Explosions of firedamp have been fewer in number and not nearly so disastrous as in the previous year, but still there is much to complain of in the way mines that are liable to give off explosive gases are carried on, and there dose not appear to be any chance of improvement until the managers of both large and small concerns are brought to feel the heavy responsibility that rests upon them.
There are several managers in my district who are quite alive to the danger of allowing even the smallest quantity of gas to accumulate in the workings and who never rest until it is removed whenever symptoms make it appear that gas is being given off in ever so small a quantity.
There are others who simply turn men into a pit as a farmer would turn sheep into a pasture, and expect the collier to take the same care of himself as a sheep does, forgetting the unforeseen dangers that surround a collier from the time he leaves the surface until he reaches it again, and who, instead of being expected to take care of himself, should be cared for, as it is the duty of the workmen to do a fair day's work, for a fair day's wage, and not to spend his time looking through all the holes and corners of the pit to see if there be any gas or other danger lurking in those holes and corners.
It is clearly the duty of the manager and his subordinates to do this, and see that every place in the pit is made as safe as human foresight can make it. Then, and not until then, will mining become a far less dangerous occupation than it is at present, for experience clearly demonstrates that where the manager exerts all his energies to keep up discipline and to ensure that the safety of his men very few accidents happen.

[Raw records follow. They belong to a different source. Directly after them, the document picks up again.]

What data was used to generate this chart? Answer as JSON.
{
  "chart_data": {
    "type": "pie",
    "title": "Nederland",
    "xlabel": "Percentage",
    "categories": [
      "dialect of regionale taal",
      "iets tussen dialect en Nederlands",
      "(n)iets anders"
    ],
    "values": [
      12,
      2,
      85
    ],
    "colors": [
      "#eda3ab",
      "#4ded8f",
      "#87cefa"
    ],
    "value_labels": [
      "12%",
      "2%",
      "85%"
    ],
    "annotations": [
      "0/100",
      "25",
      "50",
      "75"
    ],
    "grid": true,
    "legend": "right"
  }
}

The most distressing explosions are those that arise from preventable causes and it is a melancholy fact that the majority of explosions that occur are preventable, and it is my firm opinion, based on twenty years experience as an inspector, that whenever an explosion takes place in a colliery from any cause whatever, except a sudden outburst of gas, there are some persons in authority who are well aware of the possible if not probable consequences long before it really happens, for it often comes out at an inquest that the underlooker or the fireman knew there was gas in the place or in the immediate neighbourhood of the workings for some days. But for want of firmness and from the great desire to send out the full quantity of coal, neglected to send the men out until the working places were made safe, preferring to let all the daily operations to go on until a more favourable opportunity turned up to remedy the defect, when an explosion is the consequence, and the blameable and blameless are together hurried into eternity.
The most severe explosion happened early in the year at Leycett colliery, near Newcastle under Lyme, North Staffs, the most unfortunate colliery in my district. Accident following accident in such succession that a change in the underground management became inevitable, and with it a change in the frequency and severity of the accidents, but still it is one of those collieries with a large capital, requiring a large "output" of coal to make it pay, and must necessarily cause great anxiety to an inspector unless he be satisfied that first rate talent is engaged in the management.
The seams of coal lie at an inclination of about 22 inches to the yard, and the explosion was entirely owing to the vicious system of having a great number of levels being driven out at the same time, some 20 and others 30 yards beyond the main air, and nothing but pipe or brattice ventilation, and that sometimes many yards back from the face.
Fearful Colliery Explosion
An explosion that has been attended with very serious consequences, occurred on Thursday 12 th January 1871 at the Crewe Coal and Iron Company Collieries at Leycett about 5 miles from Newcastle under Lyme. The "New pit" at the same colliery has been closed for about nine months in consequence of a fire in it, which caused great loss of property and in the course of being got in readiness for working again.
The explosion we have now to record, though not causing much damage to the property, has unfortunately destroyed four lives, while fourteen men and one boy have been more or less seriously injured.
The pit in which the explosion occurred is near the "New" pit, but not connected with it. It is called the "Independent" (No. 1 pit) and is 270 yards in depth. On Thursday morning at six o' clock, 66 men and boys descended the shaft for the purpose of going to their daily work. The firemen preceded the others in order to examine the workings and having done this without discovering the presence of any gas, they reported the pit to be safe.
Thomas Bagnall was the fireman who examined the South level of the Ten-Feet mine, and he reported to Wm. Leather, the underlooker, upon whose directions the majority of the men went into that mine. About twenty minutes past six o' clock, one of the workmen, named John Crooks, fired a shot. The hole had been previously drilled, and Crooks, without obtaining the permission of the fireman and procuring a light from him, as he should have done acted independently and too hastily in firing the shot. It would be too much to say that the explosion was entirely attributable to his undue haste; but as soon as he applied the light to the powder, it blew out of the hole. It was ineffectual so far as the coal was concerned, none of it being removed by the powder. Probably if the object of firing the shot, the displacement of a large body of coal, had been accomplished, it would have scattered what gas there was in the workings, and the explosion would have been avoided.
Instead of this, however, as already stated, the powder blew out the hole, and an explosion of gas was the consequence. Immediately on this taken place, such as the work people who could run, hurried from the spot to seek safety, but 4 of them were killed and 15 were injured.